Hij verraadt me ook dat het zware dagen voor hem waren, als hij zijn vrouw een plezier deed en voor haar voor Sinterklaas speelde en bij kinderen van haar collega’s thuis op bezoek ging. Hij liep daarna vast en zeker met twee dagen hoofdpijn rond, van al de zorgen die baard en pruik hem maakten.
Maar hij moest ook toegeven dat hij er veel plezier aan beleefd had als hij de bange gezichten van de kinderen kon omtoveren naar blije en vrolijke gezichten, alleen al met een klein cadeau!
We namen afscheid van elkaar met de woorden van Sinterklaas dat die tijd lang geleden was en dat ze vandaag de dag nog tussendoor naar Gulpen komen om op een terras te genieten van een lekkere kop koffie. En dan komt er een, in eerste instantie onbekende, passant langs, die je als Sinterklaas herkent.
Hij voelde zich een herinnering rijker als een cadeau van de Goedheiligman.

Leave the lid of the coffin a little open ...

Today is the funeral of the mother of a brother in law on the program. Together my wife and I, we go to the church. When I think about going to a funeral again, then I remember that one of the few funerals where we're going since the death of our son in law in 1994. These occasions remind too much of hard times and we try to avoid. There are enough things in life that remind you of unpleasant things from the past, so if you can avoid it do that! At least, I do it!
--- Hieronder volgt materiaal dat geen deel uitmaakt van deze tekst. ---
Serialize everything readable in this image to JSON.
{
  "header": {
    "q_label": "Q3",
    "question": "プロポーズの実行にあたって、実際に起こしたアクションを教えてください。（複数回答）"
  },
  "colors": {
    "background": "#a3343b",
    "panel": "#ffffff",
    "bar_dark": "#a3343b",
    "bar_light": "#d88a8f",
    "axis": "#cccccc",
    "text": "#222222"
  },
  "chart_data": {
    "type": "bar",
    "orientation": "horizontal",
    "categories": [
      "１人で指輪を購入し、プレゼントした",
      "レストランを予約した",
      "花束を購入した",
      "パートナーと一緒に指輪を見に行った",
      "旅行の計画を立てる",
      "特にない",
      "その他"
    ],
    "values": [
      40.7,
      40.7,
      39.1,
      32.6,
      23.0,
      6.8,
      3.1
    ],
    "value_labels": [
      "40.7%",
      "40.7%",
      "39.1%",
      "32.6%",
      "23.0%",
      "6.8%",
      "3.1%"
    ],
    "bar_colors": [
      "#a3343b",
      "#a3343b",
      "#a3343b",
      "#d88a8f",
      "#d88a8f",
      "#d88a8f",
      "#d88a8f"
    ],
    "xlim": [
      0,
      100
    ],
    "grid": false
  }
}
When we sit in church and the coffin with the dead is to drive all the way in front of the church, then I am thinking about how my "funeral" would have been if there was not resuscitated. When I was in hospital waiting for my surgery, I have once dreamed about my funeral. I dreamed then that my wife could not find the money to pay for the coffee table. I wanted her to shout out where the money was but then realized I’m dreaming and that they could not hear me. Even in the church I had that thought again. This time it went even further: how can I prevent that? Eventually I came to the conclusion, and told my wife about that afterwards. Wouldn’t it be better to leave open the coffin until it was lowered into the grave? If I would have any question, anyone could hear me at least. Moreover, as nice extra, I can see who's at my funeral or rather those who were not there. From my point of view I would have a friendly nod in mind to all as a sign of farewell. The only disadvantage I can think of would be that everyone with holy water brush would come visit me and would sprinkle on me. Maybe I also agree that they would lay a towel in the coffin, just to dry my face. At the end I would also like to shake everyone's hand in thanks that they were there. Because of wintertime when leaving the church, the lid on the coffin could get closed as it will surely be cold outside.